Work by an undergraduate student on the cytotoxicity of single walled carbon nanotubes (SWNT) on Schwann cells (SC) was undertaken because it has been shown that by creating a scaffold consisting of collagen-matrigel with embedded SWNT to make it conductive, Schwann cells proliferation is enhanced and the conductive scaffold can help direct neurite orientation. It was found that as the weight percent of SWNT increased, the ability for SC to proliferate decreased, resulting in smaller colonies. The construct digestion assay showed that high weight percentages of SWNT resulted in a smaller number of cells being released from the construct. This suggests that high weight percents have a toxic effect and kill cells. The morphological assay showed that the presence of SWNT did not affect the morphology of the Schwann cells that were located within a construct. However, the abundance of cells decreased as percent weight increased as shown in the following figure.
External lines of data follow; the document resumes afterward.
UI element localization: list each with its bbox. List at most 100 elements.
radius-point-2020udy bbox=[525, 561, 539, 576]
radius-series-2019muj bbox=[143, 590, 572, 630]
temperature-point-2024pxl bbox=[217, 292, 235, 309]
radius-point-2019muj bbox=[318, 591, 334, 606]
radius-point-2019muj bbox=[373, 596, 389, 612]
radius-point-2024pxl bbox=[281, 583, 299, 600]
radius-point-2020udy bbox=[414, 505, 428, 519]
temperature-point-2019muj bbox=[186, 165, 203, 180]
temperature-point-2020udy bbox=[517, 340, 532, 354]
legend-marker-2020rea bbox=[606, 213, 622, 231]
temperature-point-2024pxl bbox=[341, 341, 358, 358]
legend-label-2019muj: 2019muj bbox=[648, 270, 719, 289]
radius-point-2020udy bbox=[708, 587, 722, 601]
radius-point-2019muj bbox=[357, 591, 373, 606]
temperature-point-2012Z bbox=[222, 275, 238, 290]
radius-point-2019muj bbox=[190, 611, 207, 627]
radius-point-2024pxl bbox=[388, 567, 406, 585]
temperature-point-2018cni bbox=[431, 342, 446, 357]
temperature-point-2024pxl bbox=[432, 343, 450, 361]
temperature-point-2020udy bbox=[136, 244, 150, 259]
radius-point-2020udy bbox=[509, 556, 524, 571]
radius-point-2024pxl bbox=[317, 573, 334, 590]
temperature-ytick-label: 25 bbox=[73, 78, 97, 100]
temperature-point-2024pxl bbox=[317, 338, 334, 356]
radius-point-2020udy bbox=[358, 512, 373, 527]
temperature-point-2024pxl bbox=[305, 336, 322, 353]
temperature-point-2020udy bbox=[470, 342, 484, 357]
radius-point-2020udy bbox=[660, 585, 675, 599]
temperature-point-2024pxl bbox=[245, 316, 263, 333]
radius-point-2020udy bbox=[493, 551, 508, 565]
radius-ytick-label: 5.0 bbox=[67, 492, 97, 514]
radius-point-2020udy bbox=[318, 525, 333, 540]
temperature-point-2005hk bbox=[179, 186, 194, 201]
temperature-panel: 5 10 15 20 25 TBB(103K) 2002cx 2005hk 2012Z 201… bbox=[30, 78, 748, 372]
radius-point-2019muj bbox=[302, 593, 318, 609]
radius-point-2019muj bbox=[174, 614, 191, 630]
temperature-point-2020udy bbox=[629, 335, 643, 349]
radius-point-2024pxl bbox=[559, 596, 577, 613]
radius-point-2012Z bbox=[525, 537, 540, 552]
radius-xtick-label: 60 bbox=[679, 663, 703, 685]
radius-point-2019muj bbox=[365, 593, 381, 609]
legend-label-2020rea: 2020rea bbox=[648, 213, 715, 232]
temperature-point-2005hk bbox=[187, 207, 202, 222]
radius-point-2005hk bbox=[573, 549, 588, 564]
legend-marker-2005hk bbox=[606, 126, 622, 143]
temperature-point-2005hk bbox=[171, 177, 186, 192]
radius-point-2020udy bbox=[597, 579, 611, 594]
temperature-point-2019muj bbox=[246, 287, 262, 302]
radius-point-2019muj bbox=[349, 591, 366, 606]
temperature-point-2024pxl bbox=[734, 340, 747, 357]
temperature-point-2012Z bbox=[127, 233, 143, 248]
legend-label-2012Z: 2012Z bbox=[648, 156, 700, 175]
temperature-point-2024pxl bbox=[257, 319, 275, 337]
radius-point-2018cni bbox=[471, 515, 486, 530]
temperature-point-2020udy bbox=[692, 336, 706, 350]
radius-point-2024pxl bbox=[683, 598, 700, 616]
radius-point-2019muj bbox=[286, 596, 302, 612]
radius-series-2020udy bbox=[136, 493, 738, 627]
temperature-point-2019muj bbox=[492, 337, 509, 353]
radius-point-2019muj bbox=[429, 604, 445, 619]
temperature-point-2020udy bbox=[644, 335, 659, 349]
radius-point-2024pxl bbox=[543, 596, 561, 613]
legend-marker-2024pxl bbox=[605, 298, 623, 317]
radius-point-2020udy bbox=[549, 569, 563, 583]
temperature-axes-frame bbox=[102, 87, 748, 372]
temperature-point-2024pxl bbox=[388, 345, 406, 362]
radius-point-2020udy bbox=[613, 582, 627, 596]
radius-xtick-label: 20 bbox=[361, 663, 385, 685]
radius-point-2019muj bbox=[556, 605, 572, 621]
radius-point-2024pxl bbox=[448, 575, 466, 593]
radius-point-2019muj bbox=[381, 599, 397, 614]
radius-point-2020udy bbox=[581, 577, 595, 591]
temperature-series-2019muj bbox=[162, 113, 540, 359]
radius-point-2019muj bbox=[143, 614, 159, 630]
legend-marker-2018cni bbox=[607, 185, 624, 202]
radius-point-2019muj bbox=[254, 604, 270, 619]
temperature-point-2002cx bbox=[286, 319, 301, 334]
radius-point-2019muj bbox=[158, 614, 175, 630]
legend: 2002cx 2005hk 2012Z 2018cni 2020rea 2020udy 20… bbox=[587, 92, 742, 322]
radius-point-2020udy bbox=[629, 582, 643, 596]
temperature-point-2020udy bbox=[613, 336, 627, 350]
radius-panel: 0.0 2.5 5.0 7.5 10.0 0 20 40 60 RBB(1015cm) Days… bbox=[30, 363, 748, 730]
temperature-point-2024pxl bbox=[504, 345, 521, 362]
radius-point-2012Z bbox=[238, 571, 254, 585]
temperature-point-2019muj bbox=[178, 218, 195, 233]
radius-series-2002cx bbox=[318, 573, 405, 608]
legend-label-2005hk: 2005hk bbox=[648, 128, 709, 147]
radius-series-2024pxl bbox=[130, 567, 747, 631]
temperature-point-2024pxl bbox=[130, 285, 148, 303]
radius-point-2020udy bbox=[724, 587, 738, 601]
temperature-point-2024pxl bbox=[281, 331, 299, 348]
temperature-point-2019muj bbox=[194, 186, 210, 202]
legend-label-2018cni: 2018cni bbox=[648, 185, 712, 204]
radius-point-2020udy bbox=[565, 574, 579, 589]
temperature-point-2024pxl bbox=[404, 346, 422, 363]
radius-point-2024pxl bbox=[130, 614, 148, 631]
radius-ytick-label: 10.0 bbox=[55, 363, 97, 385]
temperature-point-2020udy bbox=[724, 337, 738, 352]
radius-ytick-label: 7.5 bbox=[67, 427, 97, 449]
The strength of the seed project, initially funded in January 2007, is that the particles used in the cell studies will be well characterized. We can now generate aerosol samples of specific particle sizes (monodisperse) starting from a polydisperse (multiples particle sizes) sample. We are also able to collect the aerosol samples into a liquid with the help of an impinger. For example, alumina with a distribution of particle size ranging from 5 nm to 50 nm, was reduced to a set of particles ranging from 5-10 nm in size. This provides a means for focusing cytotoxic studies on specific size ranges to isolate size range effects. The preliminary cytotoxicity studies have looked at cell count, viability and proliferation of epithelial cells in the presence of nanoparticles using a six-day clonogenic assay and Dapi staining. The first results (see figure below) show that for Al2O3, the two particle sizes tested (10 nm and 30 nm) there is a decrease in cell count as the concentration of nanoparticles increases. There also appears to be a small effect of particle size at longer times with the 30 nm particles causing more of a decrease in cell count. The results from TiO2 are not as statistically significant, but indicate that the cell colony number decreases with increasing nanoparticle dose, and that the cells/colony increase with increasing nanoparticle dose. These studies will be important in determining which nanoparticle size ranges and concentrations are toxic and allow us to ascertain appropriate levels of exposure.